Learning Style in US Law Schools - A Quick Thought
I can still clearly remember how I learn the law during my days at the University of Indonesia. I seldom took any notes, usually I preferred to copy my friends' notes which were available for a cheap price at our beloved copy center, Barel. Most of the time, I sat at the back of the class since I'd already known that I can found most, if not all, of what the lecturers said in the learning materials provided by them in the copy center. And lastly, I usually learned for my exams during the trip from my home to the faculty (which took around 2 hours). As I said in my previous post, life is pretty simple and easy in the faculty of law. I even once declared my faculty as the most relaxed faculty in the South East Asia (that's during my trip for an international student meeting in Korea in 2004 and it is based on comparison with what other students doing in South East Asia, Japan, China and Korea).
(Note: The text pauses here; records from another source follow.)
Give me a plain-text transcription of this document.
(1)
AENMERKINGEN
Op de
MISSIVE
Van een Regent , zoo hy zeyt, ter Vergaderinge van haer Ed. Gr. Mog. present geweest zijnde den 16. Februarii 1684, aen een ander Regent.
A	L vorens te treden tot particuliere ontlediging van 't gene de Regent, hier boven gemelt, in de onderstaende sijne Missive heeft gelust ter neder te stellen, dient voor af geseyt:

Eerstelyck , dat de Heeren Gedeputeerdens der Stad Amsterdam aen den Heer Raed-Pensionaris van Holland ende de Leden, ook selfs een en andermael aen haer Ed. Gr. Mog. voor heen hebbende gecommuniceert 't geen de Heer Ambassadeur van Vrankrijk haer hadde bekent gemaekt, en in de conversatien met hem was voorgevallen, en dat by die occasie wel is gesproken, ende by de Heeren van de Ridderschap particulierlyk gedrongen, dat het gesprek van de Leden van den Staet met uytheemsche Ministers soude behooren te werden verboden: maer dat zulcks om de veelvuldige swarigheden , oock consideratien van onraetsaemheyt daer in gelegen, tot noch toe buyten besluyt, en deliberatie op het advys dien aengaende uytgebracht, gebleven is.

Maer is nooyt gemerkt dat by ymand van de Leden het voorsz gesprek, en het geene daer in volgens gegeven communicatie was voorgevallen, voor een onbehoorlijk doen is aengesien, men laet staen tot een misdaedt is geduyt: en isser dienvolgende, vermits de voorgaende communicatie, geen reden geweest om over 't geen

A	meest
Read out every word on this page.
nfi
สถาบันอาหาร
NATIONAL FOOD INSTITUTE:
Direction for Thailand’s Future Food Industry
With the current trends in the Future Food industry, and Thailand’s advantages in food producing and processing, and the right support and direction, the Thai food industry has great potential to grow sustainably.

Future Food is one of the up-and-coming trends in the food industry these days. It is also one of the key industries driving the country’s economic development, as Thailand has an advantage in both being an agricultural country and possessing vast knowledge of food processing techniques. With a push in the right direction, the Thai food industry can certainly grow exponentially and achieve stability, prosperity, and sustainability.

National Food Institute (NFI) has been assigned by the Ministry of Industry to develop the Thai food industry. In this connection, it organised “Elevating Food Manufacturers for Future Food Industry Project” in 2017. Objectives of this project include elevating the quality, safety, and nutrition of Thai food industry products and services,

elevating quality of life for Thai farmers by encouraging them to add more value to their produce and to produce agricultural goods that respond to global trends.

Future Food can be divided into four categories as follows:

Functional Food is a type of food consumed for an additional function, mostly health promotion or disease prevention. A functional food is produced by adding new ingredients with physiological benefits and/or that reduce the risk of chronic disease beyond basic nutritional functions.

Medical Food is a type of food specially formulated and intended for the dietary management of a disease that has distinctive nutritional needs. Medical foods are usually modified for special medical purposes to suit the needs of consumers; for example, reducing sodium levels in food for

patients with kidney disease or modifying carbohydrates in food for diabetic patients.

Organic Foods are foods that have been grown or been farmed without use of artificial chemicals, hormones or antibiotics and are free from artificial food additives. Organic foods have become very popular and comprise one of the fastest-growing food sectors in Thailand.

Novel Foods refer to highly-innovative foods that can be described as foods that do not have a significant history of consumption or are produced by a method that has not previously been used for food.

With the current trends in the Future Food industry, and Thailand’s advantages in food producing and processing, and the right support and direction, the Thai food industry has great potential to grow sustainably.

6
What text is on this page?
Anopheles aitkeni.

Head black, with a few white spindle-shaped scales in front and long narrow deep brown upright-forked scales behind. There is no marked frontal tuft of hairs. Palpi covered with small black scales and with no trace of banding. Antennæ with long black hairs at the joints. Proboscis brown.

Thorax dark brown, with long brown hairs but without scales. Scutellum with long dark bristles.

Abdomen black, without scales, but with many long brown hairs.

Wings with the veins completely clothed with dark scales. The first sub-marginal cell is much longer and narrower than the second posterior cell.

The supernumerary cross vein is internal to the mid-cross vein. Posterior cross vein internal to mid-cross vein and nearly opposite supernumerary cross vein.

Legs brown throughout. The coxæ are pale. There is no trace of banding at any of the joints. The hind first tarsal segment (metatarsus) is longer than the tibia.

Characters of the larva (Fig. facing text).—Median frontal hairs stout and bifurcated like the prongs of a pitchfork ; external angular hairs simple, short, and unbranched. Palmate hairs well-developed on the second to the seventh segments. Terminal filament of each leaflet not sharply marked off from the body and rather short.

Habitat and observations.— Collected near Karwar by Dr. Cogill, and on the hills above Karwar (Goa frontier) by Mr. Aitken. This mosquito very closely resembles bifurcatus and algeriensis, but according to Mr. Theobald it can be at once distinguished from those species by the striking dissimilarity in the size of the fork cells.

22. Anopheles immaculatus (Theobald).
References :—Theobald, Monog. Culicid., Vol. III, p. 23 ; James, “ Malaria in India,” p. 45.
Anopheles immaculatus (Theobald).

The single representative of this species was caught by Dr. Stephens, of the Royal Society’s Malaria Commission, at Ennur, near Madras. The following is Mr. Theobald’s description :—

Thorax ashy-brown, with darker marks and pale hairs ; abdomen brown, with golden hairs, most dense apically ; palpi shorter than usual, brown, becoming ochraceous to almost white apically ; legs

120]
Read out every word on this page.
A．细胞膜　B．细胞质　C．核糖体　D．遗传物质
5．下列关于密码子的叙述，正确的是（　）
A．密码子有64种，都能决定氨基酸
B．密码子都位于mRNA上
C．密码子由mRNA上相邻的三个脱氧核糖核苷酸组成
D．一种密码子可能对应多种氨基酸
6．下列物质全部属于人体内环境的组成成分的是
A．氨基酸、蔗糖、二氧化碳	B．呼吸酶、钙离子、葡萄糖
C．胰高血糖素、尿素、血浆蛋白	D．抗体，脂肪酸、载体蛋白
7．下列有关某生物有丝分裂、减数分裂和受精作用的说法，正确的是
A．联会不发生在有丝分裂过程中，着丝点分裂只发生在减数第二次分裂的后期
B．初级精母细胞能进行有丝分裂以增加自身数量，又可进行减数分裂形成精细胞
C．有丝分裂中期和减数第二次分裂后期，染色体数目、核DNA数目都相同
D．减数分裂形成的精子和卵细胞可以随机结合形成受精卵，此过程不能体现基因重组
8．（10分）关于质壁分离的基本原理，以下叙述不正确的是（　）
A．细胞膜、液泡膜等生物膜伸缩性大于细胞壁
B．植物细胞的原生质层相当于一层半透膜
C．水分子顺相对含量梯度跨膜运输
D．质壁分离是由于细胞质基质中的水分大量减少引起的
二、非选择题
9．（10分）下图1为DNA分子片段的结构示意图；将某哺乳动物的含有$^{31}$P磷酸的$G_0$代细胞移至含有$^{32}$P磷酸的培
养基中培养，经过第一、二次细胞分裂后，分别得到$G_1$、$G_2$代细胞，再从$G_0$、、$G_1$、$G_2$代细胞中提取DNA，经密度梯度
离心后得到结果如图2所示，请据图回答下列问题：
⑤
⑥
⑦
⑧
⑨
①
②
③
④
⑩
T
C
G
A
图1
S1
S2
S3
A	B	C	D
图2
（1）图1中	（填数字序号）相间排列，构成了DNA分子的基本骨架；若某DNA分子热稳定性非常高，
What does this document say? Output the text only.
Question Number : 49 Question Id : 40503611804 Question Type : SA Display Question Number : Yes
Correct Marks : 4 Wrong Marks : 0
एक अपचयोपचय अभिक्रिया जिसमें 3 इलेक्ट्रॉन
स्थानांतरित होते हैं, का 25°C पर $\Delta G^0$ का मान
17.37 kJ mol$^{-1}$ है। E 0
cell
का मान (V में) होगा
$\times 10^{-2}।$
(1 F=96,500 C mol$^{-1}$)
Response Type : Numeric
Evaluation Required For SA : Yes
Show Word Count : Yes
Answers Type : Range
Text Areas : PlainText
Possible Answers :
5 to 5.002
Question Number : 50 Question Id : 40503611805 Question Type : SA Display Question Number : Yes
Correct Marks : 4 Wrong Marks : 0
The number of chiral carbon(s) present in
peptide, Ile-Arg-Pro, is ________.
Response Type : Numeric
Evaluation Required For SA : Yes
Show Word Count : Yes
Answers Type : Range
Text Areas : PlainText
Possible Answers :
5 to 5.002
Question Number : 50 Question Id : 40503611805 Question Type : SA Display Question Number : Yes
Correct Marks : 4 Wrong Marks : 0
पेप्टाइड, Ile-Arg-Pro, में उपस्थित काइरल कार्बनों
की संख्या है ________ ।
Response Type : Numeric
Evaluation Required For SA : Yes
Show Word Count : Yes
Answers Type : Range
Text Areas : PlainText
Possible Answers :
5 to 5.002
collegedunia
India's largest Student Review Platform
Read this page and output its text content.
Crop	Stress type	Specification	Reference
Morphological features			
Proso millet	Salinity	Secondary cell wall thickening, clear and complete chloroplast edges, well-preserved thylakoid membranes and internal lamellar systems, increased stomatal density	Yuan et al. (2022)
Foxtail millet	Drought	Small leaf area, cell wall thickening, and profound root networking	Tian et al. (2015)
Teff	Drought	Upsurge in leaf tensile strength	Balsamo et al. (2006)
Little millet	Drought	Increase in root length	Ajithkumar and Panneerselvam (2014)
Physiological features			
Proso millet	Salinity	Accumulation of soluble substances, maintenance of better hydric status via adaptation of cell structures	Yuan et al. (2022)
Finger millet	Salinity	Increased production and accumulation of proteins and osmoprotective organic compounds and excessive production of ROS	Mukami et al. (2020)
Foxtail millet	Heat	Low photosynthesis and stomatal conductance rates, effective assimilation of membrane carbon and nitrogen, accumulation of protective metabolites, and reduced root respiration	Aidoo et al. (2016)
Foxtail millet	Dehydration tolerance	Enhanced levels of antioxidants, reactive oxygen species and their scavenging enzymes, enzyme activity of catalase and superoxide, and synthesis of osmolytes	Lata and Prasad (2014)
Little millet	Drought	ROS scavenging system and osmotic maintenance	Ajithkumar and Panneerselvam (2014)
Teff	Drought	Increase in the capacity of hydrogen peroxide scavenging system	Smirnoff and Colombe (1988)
I must say though that the above system is not entirely bad. Since the students were not that busy, I had plenty of time to do other activities, including joining student organizations, doing personal research (this is how I can have the time to learn Islamic legal theories), reading other legal materials that were interesting to me, taking as many classes as I want (I once took 8 classes in a semester without any difficulties), and of course, dating my girlfriend who later on became my wife :p.
But I guess I can no longer maintain that learning style in the University of Chicago. Last Thursday, I took a simulation test for a criminal law course concerning criminal attempt (percobaan tindak pidana). Although my quick answers are correct, I can't finished the exam in time! The problem? I used too much time to read the cases which serve as the background for the exam's answers. The cases have been provided two weeks ago to the LLM students, but I only have the chance to read it once and I already forgot everything by the day I arrived at Chicago (just coming out straight from a 19 hours flight). Facing this dreaded fact, I quickly realized that having the ability to correctly analyze legal issues is one thing, but you can't trick the pages that you need to read in order to complete your analysis and make it as a correct one.
So while reading the materials for my corporate law course, I start to understand little by little how the US law schools shape their legal education. This Cases and Materials book is designed so that the reader can't get a full understanding of the legal issues without reading the cases and materials completely. There are no simple summarized issues that can be easily grasped and memorized like in Indonesian law text books. You have to walk through a maze of judges opinions and excerpts of law review articles, and analyze the arguments within before you can reach any conclusion on what you have learned from those materials. Like it or not, you are being forced to read and think it through. But by the end of the day, the concept will stay with you forever.
While I consider this as a good method for studying the law, I also realize that this method requires a lot of preparation and therefore, it's time consuming. I can understand now why people do not recommend us to take more than 4 courses. Heck, I've already spent much of my time just for one course, what about the other 4 courses that I'm also taking? Wish me luck.